With the support of the Natal Indian Congress, his clients and other notable Indians, Gandhi assembled a small staff and printing press. Madanjit Viyavaharik, the owner of the International Printing Press and the first issue was out on June 4, 1903, and hit the streets two days later. The newspaper was published in Gujarati, Hindi, Tamil and English. Mansukhlal Nazar, the secretary of the Natal Congress served as its editor and a key organiser. In 1904, Gandhi relocated the publishing office to his settlement in Phoenix, located close to Durban. At Phoenix, the press workers were governed by a new work ethic - they would all have a share in the land, in the profits if there were any, they would grow crops to sustain themselves and they would work jointly to produce Indian Opinion. The newspaper's editors included Hebert Kitchin, Henry Polak, Albert West, Manilal Gandhi, who was the paper's longest serving editor (for 36 years), and Sushila Gandhi, wife of Manilal who took over after his death. All but one of its editors spent some time in jail.

==Reports==
The Indian Opinion began by adopting a very moderate tone, reiterating its faith in common law and seeking not to provoke the hostility of the officials in Smuts's administration. However, the Indian Opinion especially highlighted the poor conditions under which indentured labourers worked. Editorials tackled the discrimination and harsh conditions prevalent in the agricultural estates where indentured Indians were employed. Cases of harsh treatment by employers were publicized and the astoundingly high rate of suicide amongst Indians was pointed out. A campaign to end the system was launched and editor Henry Polak, a friend of Gandhi's, went to India to mobilise support. From 1906 onwards it became a vehicle for challenging state laws and urging defiance of these when these were clearly unjust. This tradition began during the satyagraha campaign between 1906 and 1913 which began because of attempts to impose passes on Indians in the Transvaal.

The paper also used to cover reports on discrimination against Africans by the colonial regime. In a publication of the paper from 22 October 1910, Gandhi wrote:

"The Africans are alone are the original inhabitants of this land. We have not seized the land from them force; we live here with their goodwill. The whites, on the other hand, have occupied the country forcibly and appropriated it to themselves."

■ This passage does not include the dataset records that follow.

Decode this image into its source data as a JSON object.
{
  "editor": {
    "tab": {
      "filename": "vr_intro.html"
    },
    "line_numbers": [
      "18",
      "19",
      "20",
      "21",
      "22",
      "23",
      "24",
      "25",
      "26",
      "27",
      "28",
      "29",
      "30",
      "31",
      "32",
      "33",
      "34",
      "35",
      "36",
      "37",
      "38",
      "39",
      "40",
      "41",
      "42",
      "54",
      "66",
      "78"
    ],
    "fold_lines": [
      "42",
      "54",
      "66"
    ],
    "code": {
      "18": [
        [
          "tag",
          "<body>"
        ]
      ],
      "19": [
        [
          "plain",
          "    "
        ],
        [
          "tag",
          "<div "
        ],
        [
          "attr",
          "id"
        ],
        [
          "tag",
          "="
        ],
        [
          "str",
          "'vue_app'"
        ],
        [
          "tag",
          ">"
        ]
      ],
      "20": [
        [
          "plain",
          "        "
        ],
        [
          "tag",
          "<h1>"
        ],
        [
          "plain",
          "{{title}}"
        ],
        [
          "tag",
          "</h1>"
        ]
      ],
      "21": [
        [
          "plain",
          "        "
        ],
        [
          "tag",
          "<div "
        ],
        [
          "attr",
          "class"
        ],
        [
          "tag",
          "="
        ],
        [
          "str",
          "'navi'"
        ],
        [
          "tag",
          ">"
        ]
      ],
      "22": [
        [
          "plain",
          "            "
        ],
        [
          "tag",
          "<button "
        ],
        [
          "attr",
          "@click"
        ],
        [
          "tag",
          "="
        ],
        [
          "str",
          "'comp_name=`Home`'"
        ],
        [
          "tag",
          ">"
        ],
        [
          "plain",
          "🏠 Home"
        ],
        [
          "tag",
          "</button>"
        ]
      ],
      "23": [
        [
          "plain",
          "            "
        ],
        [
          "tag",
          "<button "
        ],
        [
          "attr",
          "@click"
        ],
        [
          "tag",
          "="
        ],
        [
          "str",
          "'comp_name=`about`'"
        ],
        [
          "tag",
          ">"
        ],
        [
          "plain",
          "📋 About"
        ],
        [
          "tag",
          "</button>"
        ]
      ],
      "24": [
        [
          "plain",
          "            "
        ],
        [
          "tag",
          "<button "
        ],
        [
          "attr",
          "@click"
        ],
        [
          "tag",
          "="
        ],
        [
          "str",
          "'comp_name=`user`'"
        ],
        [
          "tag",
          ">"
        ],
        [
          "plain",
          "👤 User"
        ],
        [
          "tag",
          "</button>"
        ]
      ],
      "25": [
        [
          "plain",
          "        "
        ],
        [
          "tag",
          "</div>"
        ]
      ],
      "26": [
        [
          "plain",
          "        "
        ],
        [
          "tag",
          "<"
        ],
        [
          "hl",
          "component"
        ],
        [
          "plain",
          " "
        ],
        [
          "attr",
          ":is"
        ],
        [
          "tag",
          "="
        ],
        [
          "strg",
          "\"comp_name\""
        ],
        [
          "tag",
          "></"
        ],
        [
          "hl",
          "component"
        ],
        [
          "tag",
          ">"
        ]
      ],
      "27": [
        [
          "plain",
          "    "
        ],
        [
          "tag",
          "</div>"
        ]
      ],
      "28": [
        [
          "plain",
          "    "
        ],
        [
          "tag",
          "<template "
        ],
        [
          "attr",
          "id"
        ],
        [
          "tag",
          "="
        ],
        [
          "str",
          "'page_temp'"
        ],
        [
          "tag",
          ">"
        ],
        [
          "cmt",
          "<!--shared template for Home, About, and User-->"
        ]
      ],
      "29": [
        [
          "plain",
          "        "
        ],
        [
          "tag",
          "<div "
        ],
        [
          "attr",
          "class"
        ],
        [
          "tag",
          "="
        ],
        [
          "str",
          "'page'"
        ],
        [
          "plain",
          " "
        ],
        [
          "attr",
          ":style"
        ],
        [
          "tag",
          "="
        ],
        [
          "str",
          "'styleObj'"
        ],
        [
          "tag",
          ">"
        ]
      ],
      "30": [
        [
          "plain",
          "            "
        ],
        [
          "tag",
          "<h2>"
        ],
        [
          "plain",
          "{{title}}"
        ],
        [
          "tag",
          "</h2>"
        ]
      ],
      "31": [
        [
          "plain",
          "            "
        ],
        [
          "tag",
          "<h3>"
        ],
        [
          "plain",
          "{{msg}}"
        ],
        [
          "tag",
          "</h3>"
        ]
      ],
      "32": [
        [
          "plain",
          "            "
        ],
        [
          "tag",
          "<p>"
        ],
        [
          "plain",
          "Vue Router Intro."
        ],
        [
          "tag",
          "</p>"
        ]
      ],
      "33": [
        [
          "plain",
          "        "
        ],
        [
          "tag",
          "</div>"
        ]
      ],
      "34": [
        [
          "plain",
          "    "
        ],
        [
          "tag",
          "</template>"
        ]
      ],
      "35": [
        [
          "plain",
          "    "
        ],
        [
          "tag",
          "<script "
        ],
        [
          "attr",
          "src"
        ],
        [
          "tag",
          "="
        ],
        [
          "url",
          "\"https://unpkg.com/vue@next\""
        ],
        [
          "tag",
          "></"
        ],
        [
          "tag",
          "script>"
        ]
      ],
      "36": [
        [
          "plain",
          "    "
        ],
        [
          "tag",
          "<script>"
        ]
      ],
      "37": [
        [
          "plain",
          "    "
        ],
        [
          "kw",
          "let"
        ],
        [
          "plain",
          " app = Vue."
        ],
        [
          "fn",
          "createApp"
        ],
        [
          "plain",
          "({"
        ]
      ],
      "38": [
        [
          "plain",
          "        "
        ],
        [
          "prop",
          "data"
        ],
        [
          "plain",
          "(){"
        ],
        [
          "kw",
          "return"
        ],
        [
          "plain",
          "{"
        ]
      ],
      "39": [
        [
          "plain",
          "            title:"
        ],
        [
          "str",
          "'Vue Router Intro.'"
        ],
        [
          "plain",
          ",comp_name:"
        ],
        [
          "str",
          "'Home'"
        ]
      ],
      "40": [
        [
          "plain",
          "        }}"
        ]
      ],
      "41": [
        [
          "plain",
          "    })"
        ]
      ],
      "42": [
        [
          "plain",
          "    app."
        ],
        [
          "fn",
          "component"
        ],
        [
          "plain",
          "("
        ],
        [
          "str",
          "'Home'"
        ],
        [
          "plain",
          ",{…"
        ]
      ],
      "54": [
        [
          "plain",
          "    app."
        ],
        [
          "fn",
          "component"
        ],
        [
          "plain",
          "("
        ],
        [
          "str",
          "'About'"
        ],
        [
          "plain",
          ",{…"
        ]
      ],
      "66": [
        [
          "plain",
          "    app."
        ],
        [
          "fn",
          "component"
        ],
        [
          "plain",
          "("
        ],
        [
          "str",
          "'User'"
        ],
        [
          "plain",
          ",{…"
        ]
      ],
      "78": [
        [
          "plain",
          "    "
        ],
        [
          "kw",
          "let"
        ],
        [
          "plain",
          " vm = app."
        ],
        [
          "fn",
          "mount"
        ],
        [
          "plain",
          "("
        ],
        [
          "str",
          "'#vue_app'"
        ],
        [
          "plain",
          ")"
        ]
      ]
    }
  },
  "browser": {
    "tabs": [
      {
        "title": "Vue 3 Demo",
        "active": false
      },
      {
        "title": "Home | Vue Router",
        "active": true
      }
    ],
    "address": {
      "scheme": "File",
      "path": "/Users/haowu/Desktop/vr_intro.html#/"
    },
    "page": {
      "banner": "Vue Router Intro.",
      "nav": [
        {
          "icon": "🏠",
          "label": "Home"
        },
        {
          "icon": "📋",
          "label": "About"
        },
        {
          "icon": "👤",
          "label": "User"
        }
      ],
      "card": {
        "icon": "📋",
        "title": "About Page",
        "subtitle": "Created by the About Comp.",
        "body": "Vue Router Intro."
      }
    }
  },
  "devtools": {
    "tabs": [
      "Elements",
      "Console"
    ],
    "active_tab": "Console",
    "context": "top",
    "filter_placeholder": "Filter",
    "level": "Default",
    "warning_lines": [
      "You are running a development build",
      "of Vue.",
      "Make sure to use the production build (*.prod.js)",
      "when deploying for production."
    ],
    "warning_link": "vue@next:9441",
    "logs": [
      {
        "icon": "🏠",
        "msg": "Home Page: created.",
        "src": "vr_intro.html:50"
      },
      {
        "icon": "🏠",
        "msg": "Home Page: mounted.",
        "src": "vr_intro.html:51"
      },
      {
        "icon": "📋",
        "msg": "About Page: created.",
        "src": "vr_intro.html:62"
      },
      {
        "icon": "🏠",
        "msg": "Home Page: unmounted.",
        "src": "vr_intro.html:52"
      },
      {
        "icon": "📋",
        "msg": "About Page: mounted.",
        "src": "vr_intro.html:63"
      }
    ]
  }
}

The newspaper also gave prominence to the African Women‘s struggle in Orange Free State. It supported John Langalibalele Dube criticism of the Natives Land Act.

The paper played a fundamental role in defeating the registration drive of officials. Its pages paid tribute to local resisters and Brian Gabriel, one of Natal's earliest Indian photographers, provided visual coverage.

==Legacy==
The Indian Opinion was a means of bringing news about Indians in the colonies before the public in India. The pages of Indian Opinion provide a valuable historical record of the disabilities that Indians suffered under. It also provides an invaluable record of the political life of the Indian community. Gandhi's experience with the publication and the political struggle in South Africa proved a major experience for him that helped him in his work for the Indian independence movement. He commented "Satyagraha would have been impossible without Indian Opinion."

The paper is also remembered for its coverage of racial discrimination faced by native Africans.

In India, Gandhi would publish Young India, Harijan, and Navjivan. Indian Opinion continued to publish for many decades and played a significant role in the wider civil rights struggle of South Africa. But it also suffered from not being a commercial enterprise but rather a publication committed to serving social causes.

The location of the newspaper, known as Phoenix Settlement was restored in 2000. It was declared a National Heritage Site by the South African government in 2020.